Blog d'étude critique et académique du fait maçonnique, complémentaire de la revue du même nom. Envisage la Franc-Maçonnerie comme un univers culturel dont l’étude nécessite d’employer les outils des sciences humaines, de procéder à une nette séparation du réel et du légendaire et de procéder à la prise en compte de ce légendaire comme un fait social et historique.
Alors que le soleil estival nous éloigne chaque jour un peu plus de l’envie de travailler, les conversations ne manquent pas de tourner autour de ce que les médias appellent « la grande démission », « the Big Quit » ou « the Great Resignation ». La formule vient des États-Unis où 38 millions de salariés ont quitté leur poste en 2021. Ces démissions sont concentrées dans certains secteurs : l’hôtellerie-restauration, le commerce et les entreprises de service et les professions du soin, toujours dans des emplois mal payés et aux conditions de travail dégradées.
Le mouvement s’expliquerait, pour les plus anciens, par le Covid parce qu’il a bouleversé l’ordre de leurs priorités de vie. Mais pour les plus jeunes, il s’expliquerait d’abord par un effet conjoncturel lorsque le manque de main-d’œuvre permet d’obtenir de meilleurs salaires. Il y a ensuite et surtout la recherche d’employeurs plus éthiques et soucieux de la qualité de vie au travail.
En effet, depuis plusieurs décennies, les employeurs faisaient la loi au sens propre comme au sens figuré. « L’adaptabilité » était le maître-mot, c’était la qualité que toutes les écoles poussaient à mettre en avant dans les entretiens d’embauche. C’est au tour de l’entreprise de s’adapter, voilà ce que disent les salarié.es devenu.es résistant.es.

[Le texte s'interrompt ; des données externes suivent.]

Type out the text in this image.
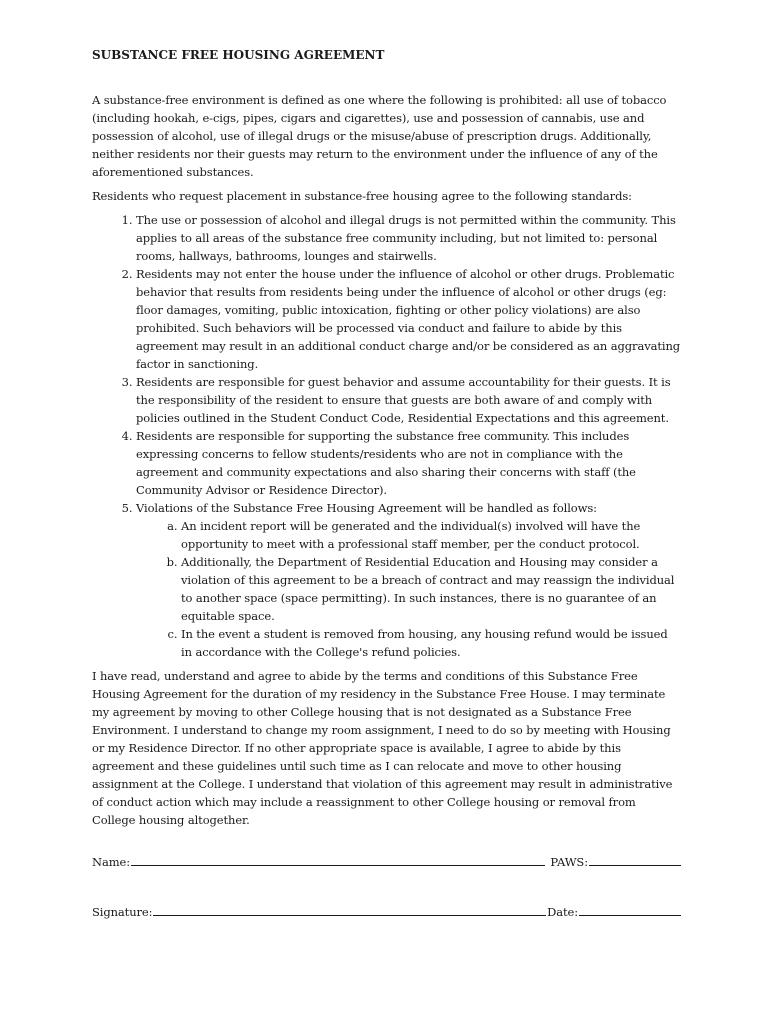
SUBSTANCE FREE HOUSING AGREEMENT

A substance-free environment is defined as one where the following is prohibited: all use of tobacco (including hookah, e-cigs, pipes, cigars and cigarettes), use and possession of cannabis, use and possession of alcohol, use of illegal drugs or the misuse/abuse of prescription drugs. Additionally, neither residents nor their guests may return to the environment under the influence of any of the aforementioned substances.

Residents who request placement in substance-free housing agree to the following standards:

1. The use or possession of alcohol and illegal drugs is not permitted within the community. This applies to all areas of the substance free community including, but not limited to: personal rooms, hallways, bathrooms, lounges and stairwells.
2. Residents may not enter the house under the influence of alcohol or other drugs. Problematic behavior that results from residents being under the influence of alcohol or other drugs (eg: floor damages, vomiting, public intoxication, fighting or other policy violations) are also prohibited. Such behaviors will be processed via conduct and failure to abide by this agreement may result in an additional conduct charge and/or be considered as an aggravating factor in sanctioning.
3. Residents are responsible for guest behavior and assume accountability for their guests. It is the responsibility of the resident to ensure that guests are both aware of and comply with policies outlined in the Student Conduct Code, Residential Expectations and this agreement.
4. Residents are responsible for supporting the substance free community. This includes expressing concerns to fellow students/residents who are not in compliance with the agreement and community expectations and also sharing their concerns with staff (the Community Advisor or Residence Director).
5. Violations of the Substance Free Housing Agreement will be handled as follows:
a. An incident report will be generated and the individual(s) involved will have the opportunity to meet with a professional staff member, per the conduct protocol.
b. Additionally, the Department of Residential Education and Housing may consider a violation of this agreement to be a breach of contract and may reassign the individual to another space (space permitting). In such instances, there is no guarantee of an equitable space.
c. In the event a student is removed from housing, any housing refund would be issued in accordance with the College's refund policies.

I have read, understand and agree to abide by the terms and conditions of this Substance Free Housing Agreement for the duration of my residency in the Substance Free House. I may terminate my agreement by moving to other College housing that is not designated as a Substance Free Environment. I understand to change my room assignment, I need to do so by meeting with Housing or my Residence Director. If no other appropriate space is available, I agree to abide by this agreement and these guidelines until such time as I can relocate and move to other housing assignment at the College. I understand that violation of this agreement may result in administrative of conduct action which may include a reassignment to other College housing or removal from College housing altogether.

Name:	PAWS:
Signature:	Date:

Certes, il est beaucoup question en ce moment, en France, de la fronde des jeunes diplômé.es des grandes écoles réclamant un enseignement plus connectés aux enjeux écologiques : le 7 mai à AgroParisTech ; le 11 juin à HEC ou les 24 et 25 juin à l’École polytechnique. Mais l’essentiel est ailleurs : après plus de 30 ans de chômage de masse, de précarité organisée et ciblée envers la jeunesse et les femmes avec la complicité des plus grandes entreprises et de confiscation de la plus-value par les actionnaires au détriment des salarié.es, ces mêmes salarié.es sont désenchanté.es, s’ennuient au travail, cherchent du sens dans des emplois dont la raison d’être leur échappe. Certain.es espèrent pourtant changer le système de l’intérieur, ils continuent à postuler, à se moduler, à s’adapter comme avant. Certain.es deviennent même cyniques et mercenaires sans état d’âme. D’autres ne veulent plus collaborer et désertent pour ne plus passer pour les « idiots utiles » ou les « bouffons de service » d’un système qui les broient. D’autant plus qu’à la différence des États-Unis, les Françaises et les Français disposent des ressources de leur État social pour faciliter reconversions et changements de vie. C’est d’ailleurs aussi pour cela que son démantèlement est toujours à l’ordre du jour par ceux qui veulent faire reprendre le chemin de l’usine. En juin 1968, une ouvrière des usines Wonder de Saint-Ouen se rebellait malgré les accords de Grenelle : « Non, je ne rentrerai pas, je ne foutrai plus les pieds dans cette taule, c'est trop dégueulasse ! » criait-elle dans un petit film de Pierre Bonneau et Jacques Willemont. C’était déjà le lointain écho de ce que Virginie Despentes écrira le 1er mars 2020 dans Libération : « On se lève et on se barre ». Décidément, la jeunesse promet un changement qui n’est pas seulement climatique.